Can you help answer these questions from other members on NexusFi?
They will yield the same ending value. But a moving average will always cut off prior data (before X+1 periods) vs a VWAP, which can usually be set in the software to start on a certain date and compute until an ending date or the present, requiring no modification to keep it over the same period.
This isn't really a vendor thread - it's more about different ways of using profile concepts. Each have their use and each their deficiencies. e.g. a day profile makes sense because the trading day - pit session - has a definite beginning and end. To a lesser degree, a week, month and quarter are too.
But, there are deficiencies with a static profile and not just in the case of a trend day rendering the VA useless because there was no value. Think about a double distribution day. The VA on this day type is even more useless as it will include the trend phase between the two distributions. This type of day should really be split in 3: balance - imbalance - balance with a separate profile for each of the 2 periods of balance.
Cool, I like your concepts( I checked out your website), however I also like that the original Market profile is based around a constant( time), which regulates your point of reference. If you start a profile when the market "defines a balance", then you still have to be basing that balance off a previous reference/ anchor point, x amount of bars prior. So i'd describe that as more of a "variable profile", and wouldn't call it dynamic, because it's not defined by a "constant", but by a variable. Not using a constant means your making MP more open to interpretation.

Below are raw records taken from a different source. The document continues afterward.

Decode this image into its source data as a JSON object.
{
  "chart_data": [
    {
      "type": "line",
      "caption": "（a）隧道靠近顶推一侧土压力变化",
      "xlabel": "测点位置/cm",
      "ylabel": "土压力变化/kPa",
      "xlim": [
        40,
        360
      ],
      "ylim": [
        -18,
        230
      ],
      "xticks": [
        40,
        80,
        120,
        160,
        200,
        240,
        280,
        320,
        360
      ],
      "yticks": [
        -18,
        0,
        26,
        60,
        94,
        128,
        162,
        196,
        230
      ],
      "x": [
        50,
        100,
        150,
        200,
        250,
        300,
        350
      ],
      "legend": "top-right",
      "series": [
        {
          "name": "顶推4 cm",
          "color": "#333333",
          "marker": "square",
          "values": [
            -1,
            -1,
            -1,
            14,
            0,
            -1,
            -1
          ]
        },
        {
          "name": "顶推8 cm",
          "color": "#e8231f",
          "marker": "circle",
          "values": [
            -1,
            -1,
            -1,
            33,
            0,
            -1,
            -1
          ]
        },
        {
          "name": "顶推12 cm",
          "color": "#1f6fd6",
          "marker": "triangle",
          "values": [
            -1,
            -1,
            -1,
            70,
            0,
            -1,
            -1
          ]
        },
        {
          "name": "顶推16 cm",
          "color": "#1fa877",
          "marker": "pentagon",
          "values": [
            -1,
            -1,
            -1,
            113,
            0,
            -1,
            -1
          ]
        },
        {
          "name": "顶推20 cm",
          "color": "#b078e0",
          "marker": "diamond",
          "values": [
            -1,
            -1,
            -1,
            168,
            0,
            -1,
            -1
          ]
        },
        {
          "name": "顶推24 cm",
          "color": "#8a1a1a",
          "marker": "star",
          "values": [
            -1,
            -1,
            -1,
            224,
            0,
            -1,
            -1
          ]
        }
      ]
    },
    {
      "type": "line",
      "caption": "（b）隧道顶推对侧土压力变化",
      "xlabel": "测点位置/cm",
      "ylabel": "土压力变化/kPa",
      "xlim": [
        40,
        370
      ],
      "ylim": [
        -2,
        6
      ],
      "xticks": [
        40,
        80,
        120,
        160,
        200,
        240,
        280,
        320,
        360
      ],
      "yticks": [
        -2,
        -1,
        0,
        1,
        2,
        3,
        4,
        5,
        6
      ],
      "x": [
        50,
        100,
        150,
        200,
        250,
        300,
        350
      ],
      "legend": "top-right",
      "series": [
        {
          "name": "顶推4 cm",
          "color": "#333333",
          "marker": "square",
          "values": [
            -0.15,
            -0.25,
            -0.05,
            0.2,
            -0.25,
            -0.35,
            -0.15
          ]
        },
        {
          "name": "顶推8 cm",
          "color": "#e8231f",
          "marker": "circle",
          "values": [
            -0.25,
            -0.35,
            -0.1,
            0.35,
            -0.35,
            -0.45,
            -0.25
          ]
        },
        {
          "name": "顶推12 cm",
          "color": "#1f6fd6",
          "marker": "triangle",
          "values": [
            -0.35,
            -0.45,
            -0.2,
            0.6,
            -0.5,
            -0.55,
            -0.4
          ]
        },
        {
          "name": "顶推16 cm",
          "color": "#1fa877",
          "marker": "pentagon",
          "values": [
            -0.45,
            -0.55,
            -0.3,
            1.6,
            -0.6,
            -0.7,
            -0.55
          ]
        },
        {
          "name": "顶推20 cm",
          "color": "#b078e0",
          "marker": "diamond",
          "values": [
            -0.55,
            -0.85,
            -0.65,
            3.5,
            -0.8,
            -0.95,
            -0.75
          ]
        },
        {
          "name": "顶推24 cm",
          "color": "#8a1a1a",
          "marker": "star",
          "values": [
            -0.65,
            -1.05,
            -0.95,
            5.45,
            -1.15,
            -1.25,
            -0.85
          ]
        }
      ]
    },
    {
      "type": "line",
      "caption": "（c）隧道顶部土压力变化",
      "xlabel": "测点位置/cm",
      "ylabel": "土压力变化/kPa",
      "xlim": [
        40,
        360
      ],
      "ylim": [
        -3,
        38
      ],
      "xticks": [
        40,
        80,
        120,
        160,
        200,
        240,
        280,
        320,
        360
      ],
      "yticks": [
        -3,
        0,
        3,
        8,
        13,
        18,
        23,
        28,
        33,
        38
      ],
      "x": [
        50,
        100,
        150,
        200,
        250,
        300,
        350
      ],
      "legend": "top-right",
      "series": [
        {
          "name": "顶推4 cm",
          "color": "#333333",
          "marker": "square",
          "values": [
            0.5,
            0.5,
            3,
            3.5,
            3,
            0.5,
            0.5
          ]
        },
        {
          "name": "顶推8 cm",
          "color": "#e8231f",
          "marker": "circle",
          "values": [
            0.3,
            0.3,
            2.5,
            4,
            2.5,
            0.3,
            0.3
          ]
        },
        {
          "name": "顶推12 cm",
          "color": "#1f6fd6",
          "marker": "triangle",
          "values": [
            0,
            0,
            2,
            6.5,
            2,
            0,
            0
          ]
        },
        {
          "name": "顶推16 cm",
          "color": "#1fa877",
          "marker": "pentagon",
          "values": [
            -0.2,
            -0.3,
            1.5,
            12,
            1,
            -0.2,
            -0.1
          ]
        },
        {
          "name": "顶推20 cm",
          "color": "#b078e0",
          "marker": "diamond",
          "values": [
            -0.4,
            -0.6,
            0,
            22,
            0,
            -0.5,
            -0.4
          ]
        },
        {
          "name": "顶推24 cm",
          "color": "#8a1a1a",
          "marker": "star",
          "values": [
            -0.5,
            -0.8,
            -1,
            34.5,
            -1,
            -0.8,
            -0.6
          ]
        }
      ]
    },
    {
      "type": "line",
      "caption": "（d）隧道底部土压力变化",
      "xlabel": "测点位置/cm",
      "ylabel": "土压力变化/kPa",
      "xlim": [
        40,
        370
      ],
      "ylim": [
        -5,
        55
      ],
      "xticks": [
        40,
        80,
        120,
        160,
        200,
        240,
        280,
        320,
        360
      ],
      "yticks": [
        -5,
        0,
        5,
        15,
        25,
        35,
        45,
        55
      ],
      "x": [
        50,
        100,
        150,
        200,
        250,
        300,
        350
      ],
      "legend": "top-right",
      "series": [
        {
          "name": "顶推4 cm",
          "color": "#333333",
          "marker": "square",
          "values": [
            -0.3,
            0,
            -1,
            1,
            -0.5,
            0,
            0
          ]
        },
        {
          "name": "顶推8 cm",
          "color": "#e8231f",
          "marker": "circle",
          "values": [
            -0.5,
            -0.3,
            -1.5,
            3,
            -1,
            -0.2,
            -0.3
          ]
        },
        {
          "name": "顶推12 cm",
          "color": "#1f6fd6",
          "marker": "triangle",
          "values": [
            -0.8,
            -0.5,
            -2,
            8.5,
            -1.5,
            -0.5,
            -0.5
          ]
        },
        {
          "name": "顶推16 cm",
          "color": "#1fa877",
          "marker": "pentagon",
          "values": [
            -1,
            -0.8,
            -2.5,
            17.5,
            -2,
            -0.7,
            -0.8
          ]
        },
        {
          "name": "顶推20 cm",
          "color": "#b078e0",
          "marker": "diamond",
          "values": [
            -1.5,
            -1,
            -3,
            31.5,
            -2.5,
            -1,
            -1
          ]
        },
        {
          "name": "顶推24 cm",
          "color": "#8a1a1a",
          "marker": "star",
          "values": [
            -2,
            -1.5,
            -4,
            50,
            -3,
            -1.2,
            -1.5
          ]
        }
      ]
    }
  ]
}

From your website- "Until the balance breaks – when the general perceptions of the future change and one side gains strength at the expense of the other – the market tends to oscillate from one side of the balance to the other in order to test that the extreme high and low prices are still considered to be unfair."

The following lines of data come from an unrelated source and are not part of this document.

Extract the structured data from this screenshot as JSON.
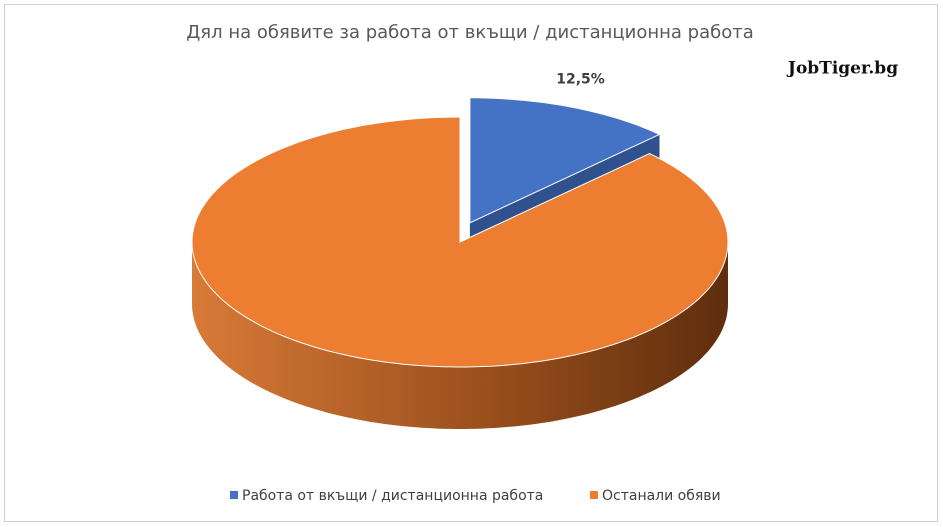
{
  "chart_data": {
    "type": "pie",
    "title": "Дял на обявите за работа от вкъщи / дистанционна работа",
    "watermark": "JobTiger.bg",
    "categories": [
      "Работа от вкъщи / дистанционна работа",
      "Останали обяви"
    ],
    "values": [
      12.5,
      87.5
    ],
    "value_labels": [
      "12,5%",
      null
    ],
    "colors": [
      "#4472c4",
      "#ed7d31"
    ],
    "side_colors": [
      "#2f528f",
      "#a0521c"
    ],
    "exploded": [
      true,
      false
    ],
    "legend": "bottom"
  }
}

When i'm applying a DMP i'm using it as more of an oscillator, and i'm looking for a divergence between value area extremes. I'm not looking to define "areas" of support/ resistance or "areas" to buy/ sell, but "exact" entry points( off small time frames) that have good trade location and are supported by 30min TPO's.
That's the weak point of drawing custom profiles each time you see an area of balance, sometimes it's subjective. When do you start drawing a new area of balance and which bar defines a break of balance, and on which timeframe do you make this decision? If you use a daily or weekly profile then there is no subjectivity no matter the timeframe.

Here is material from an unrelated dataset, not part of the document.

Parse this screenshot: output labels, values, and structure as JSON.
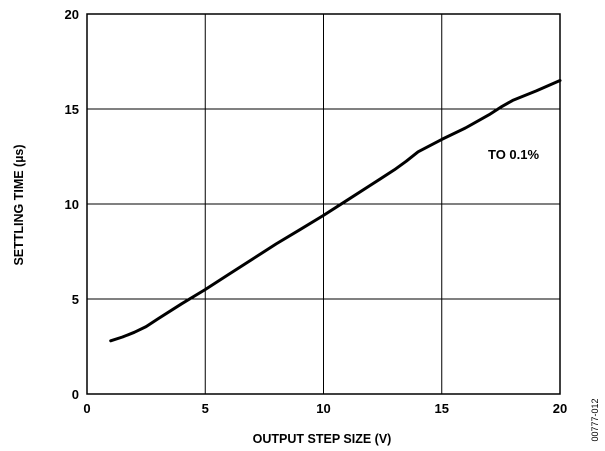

If you have a trend day, a double-distribution day and a normal day, do you use and interpret the reference prices from the profile in the same way? If not, then the subjectivity you have is in parsing the profile for the correct interpretation. If you do interpret and use the reference prices identically in the three different scenarios (I don't think you do) then I think this would be taking a simplistic and dogmatic (and probably unprofitable) approach to MP.
I prefer to parse the market action to create the profile rather than creating the profile and then having more difficult and time-consuming work unpacking it again in order to understand what it means.
Regardless of what we want, there will always be subjectivity in analyzing the market's actions.